Liechtenstein Banks want to make British ‘tax tourists' looking to use a groundbreaking tax amnesty pay 30% of their overseas assets into a bank account in the tiny European principality, and keep the account open for at least two years.
The Liechtenstein Bankers' Association is talking to its government about tightening the criteria for using the Liechtenstein Disclosure Facility, which has been used by more than 2000 Britons since it was set up in 2009, Accountancy Age can reveal.
The LDF has been more popular than originally expected, particularly with Britons who have transferred cash from other offshore accounts into Liechtenstein, which is trying to shed its image as a tax haven. Last week, the governments extended the deal for an extra year until April 2016. HM Revenue and Customs (HMRC) has estimated that the deal could raise around £3bn for the Treasury.
Currently, Britons only have to show a "meaningful" connection with Liechtenstein in order to open a bank account there and use the LDF.
There is no minimum amount for using the LDF, although some banks specify their own conditions.
Two Liechtenstein banking sources have told Accountancy Age that the Liechtenstein Bankers' Association is expected to imminently ask its government to tighten the criteria for Britons who want to use the LDF.
The banks propose Britons should pay a minimum of 30% of their overseas assets into a Liechtenstein bank account and keep it open for at least two years.

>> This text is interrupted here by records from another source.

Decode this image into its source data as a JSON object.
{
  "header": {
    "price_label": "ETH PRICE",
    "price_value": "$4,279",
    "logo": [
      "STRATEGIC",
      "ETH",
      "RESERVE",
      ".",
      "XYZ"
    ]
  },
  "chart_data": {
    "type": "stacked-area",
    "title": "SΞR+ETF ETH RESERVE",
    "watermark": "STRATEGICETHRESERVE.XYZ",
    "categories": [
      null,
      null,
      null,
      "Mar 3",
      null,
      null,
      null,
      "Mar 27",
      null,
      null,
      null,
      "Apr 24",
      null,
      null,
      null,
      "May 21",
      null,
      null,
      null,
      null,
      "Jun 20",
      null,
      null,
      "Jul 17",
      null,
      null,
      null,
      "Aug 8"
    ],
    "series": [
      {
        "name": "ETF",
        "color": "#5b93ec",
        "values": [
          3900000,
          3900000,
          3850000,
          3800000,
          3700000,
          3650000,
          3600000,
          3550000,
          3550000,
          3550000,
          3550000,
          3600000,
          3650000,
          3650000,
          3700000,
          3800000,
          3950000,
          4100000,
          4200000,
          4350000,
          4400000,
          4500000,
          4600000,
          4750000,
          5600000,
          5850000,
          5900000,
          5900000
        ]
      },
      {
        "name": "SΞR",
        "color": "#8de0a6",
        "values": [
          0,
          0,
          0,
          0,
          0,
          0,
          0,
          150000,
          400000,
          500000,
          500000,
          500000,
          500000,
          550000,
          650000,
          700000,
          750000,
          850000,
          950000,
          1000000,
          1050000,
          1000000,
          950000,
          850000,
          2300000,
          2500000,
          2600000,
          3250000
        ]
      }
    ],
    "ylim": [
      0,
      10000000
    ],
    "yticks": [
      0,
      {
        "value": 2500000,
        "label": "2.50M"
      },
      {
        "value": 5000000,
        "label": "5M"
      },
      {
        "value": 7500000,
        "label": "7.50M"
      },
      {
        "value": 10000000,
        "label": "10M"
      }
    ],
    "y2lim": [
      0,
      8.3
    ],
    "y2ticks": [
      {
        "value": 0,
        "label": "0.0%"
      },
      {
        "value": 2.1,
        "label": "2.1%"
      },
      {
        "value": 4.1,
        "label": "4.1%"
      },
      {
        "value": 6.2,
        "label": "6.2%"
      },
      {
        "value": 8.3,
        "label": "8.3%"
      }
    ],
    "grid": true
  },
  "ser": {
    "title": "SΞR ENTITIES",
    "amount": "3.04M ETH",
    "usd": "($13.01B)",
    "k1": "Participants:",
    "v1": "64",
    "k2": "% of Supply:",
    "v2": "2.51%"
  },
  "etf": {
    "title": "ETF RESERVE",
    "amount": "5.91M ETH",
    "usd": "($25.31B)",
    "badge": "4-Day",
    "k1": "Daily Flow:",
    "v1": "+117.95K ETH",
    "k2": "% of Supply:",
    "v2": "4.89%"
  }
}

Britons who have a company structure or trust in Liechtenstein will have to pay 20% of their overseas assets and also keep the account open for two years.
The details of the proposals have not been finalised.
All of which seems to confirm what some of us have always suspected, which is that this is simply a great marketing tool for Liechtenstein's offshore banks and little more.
Another Hartnett wonder where the rich get richer, keep the proceeds of their crime and walk away with untarnished reputations despite their organised criminality. You couldn't make it up.